One more things, round-robin domains use all zone domains now but load balance them. This is for lock contention reasons on large machines.

sys/vm/uma_core.c
564

Needs a comment.

690

Should be an inline.

721

Should be an inline.

875

comment

888

This nicely puts the poll outside the lock.

1204

Mark if you could review this section in particular. I think what I did is equivalent but maybe not.

1340–1341

I find this slightly questionable on SMR. It may block for a long time if we do preemptive sections. So this should probably poll first.

sys/vm/uma_int.h
504–505

This one pains me slightly since it is written so often for mbufs. Maybe it should just be with garbage at the end still.

525

I was hoping to fit this in 256b total but it just doesn't quite work.

This means there's a full 64 byte unused cacheline between here and the cpu array :(

586

Unused

jeff edited the summary of this revision. (Show Details)

Fix some imax bugs and address my own feedback.

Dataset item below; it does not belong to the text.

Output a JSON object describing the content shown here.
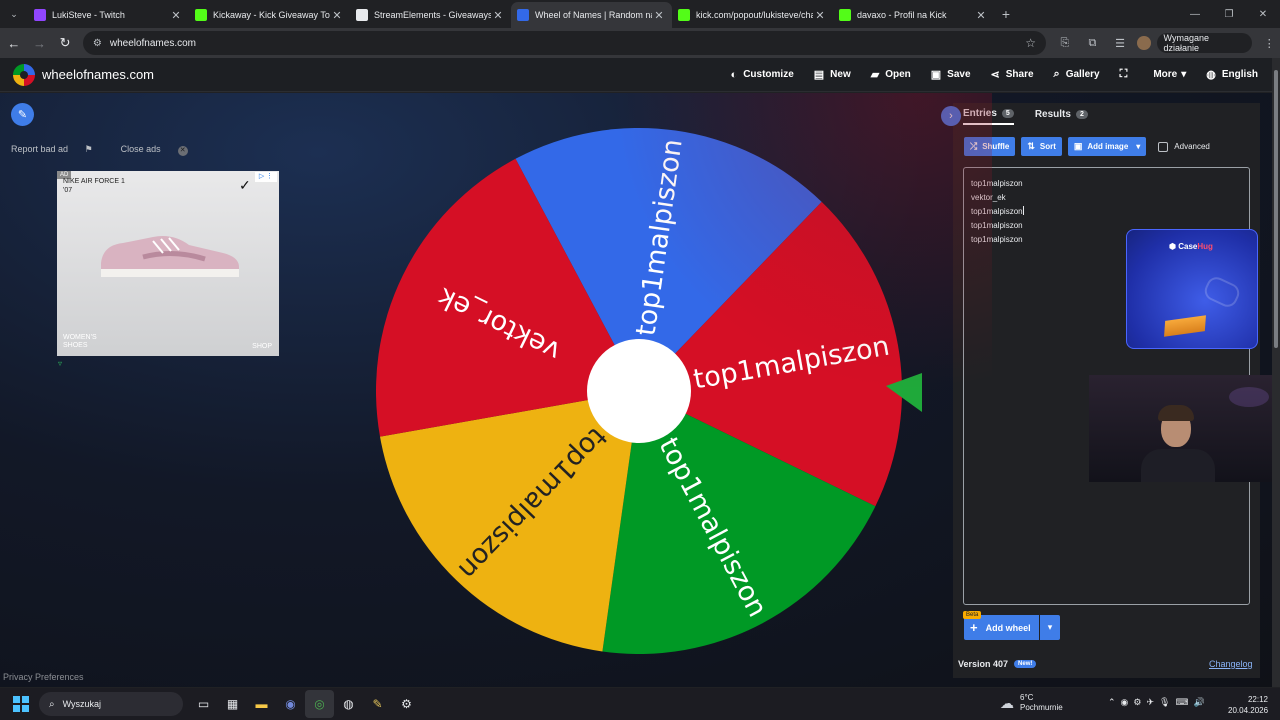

I am mostly happy with this now and it is doing well on stress after a few small errors.

sys/vm/uma_core.c
630

this is a bug. cnt should be new. I made an error refactoring into the function.

899–900

I should just move this up a level and not use the *

2247

I'm unsure whether I will keep this.

ROUNDROBIN domains can now block on allocations when there are free items in the bucket caches of other 'domains'. It's unlikely due to the highest/lowest loops but it is possible. Even with a single domain a thread can block in page alloc while another frees to the domain layer. IIRC earlier versions of the allocator would check for this condition before re-entering vm_page_alloc().

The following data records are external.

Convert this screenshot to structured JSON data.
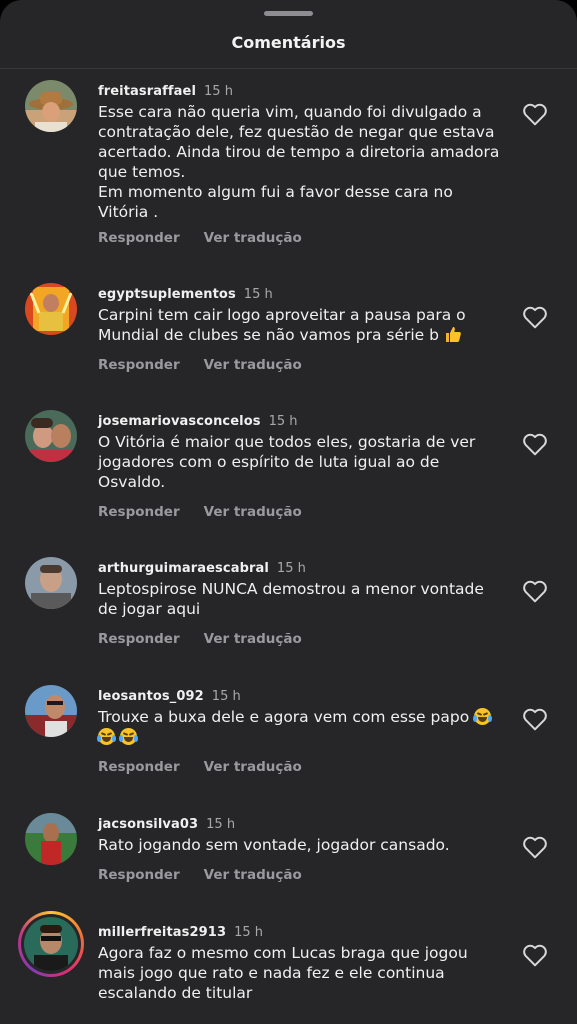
{
  "sheet": {
    "title": "Comentários"
  },
  "labels": {
    "reply": "Responder",
    "translate": "Ver tradução"
  },
  "comments": [
    {
      "username": "freitasraffael",
      "time": "15 h",
      "lines": [
        "Esse cara não queria vim, quando foi divulgado a contratação dele, fez questão de negar que estava acertado. Ainda tirou de tempo a diretoria amadora que temos.",
        "Em momento algum fui a favor desse cara no Vitória ."
      ]
    },
    {
      "username": "egyptsuplementos",
      "time": "15 h",
      "lines": [
        "Carpini tem cair logo aproveitar a pausa para o Mundial de clubes se não vamos pra série b"
      ],
      "emoji": "thumbs-up"
    },
    {
      "username": "josemariovasconcelos",
      "time": "15 h",
      "lines": [
        "O Vitória é maior que todos eles, gostaria de ver jogadores com o espírito de luta igual ao de Osvaldo."
      ]
    },
    {
      "username": "arthurguimaraescabral",
      "time": "15 h",
      "lines": [
        "Leptospirose NUNCA demostrou a menor vontade de jogar aqui"
      ]
    },
    {
      "username": "leosantos_092",
      "time": "15 h",
      "lines": [
        "Trouxe a buxa dele e agora vem com esse papo"
      ],
      "emoji": "face-with-tears-of-joy x3"
    },
    {
      "username": "jacsonsilva03",
      "time": "15 h",
      "lines": [
        "Rato jogando sem vontade, jogador cansado."
      ]
    },
    {
      "username": "millerfreitas2913",
      "time": "15 h",
      "lines": [
        "Agora faz o mesmo com Lucas braga que jogou mais jogo que rato e nada fez e ele continua escalando de titular"
      ]
    }
  ],
  "icons": {
    "like": "heart-outline-icon"
  },
  "colors": {
    "background": "#262628",
    "text": "#f0f0f0",
    "muted": "#9a9a9e"
  }
}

This feature is the only reason for zone_domain().

sys/vm/uma_core.c
555

These three lines could be written as lockfail = ZDOM_OWNED(zdom).

559

The lack of precision seems ok, but this race makes it possible to exceed bucket_size_max. In practice it'll probably only go over by 1, but it could be more if you're unlucky. We should have a comment explaining why this is acceptable (or consider sharding this field as well, or ...).

714

I don't think we need this assertion anymore now that this function handles cache overflow.

3460

So, the reason we do this here is because we might lose the race and put the bucket back in the cache. There are no other failure modes.

Instead of waiting until you're certain of success, why can't we re-adjust imin when putting the bucket back in the cache after losing the race? This could cause the WSS estimate to be artificially inflated, but only temporarily, and it would simplify imin/imax management a lot.

In fact, if you call zone_put_bucket() with ws = true instead of false, I think we'll get the desired result. You just need to handle uz_bkt_max. If imax/imin are reset while the lock is dropped, we will end up with a larger WSS estimate than we should, but that's a narrow race and the estimate decays anyway.

sys/vm/uma_int.h
491

I dislike the mix of uz_bkt_ and uz_bucket_ in field names.

You might also amend the comment, "Maxium per-domain bucket cache size".

sys/vm/uma_core.c
559

I'd rather not shard it because it makes for some weird perf scenarios especially since round-robin may bounce between them.

I can also load it once and store a calculated value so it never exceeds max.

714

I guess it is possible for the overflow to come via cross domain flush where you don't know the value of ws.

3460

As discussed on irc;

The issue is not the race but that we can call zone_alloc_bucket() now without ever having acquired a domain lock. This becomes increasingly important as we get more cores per domain.

sys/vm/uma_int.h
491

I will go ahead and rename it. I thought it odd as well.

This revision is now accepted and ready to land.Feb 19 2020, 5:37 PM
This revision was automatically updated to reflect the committed changes.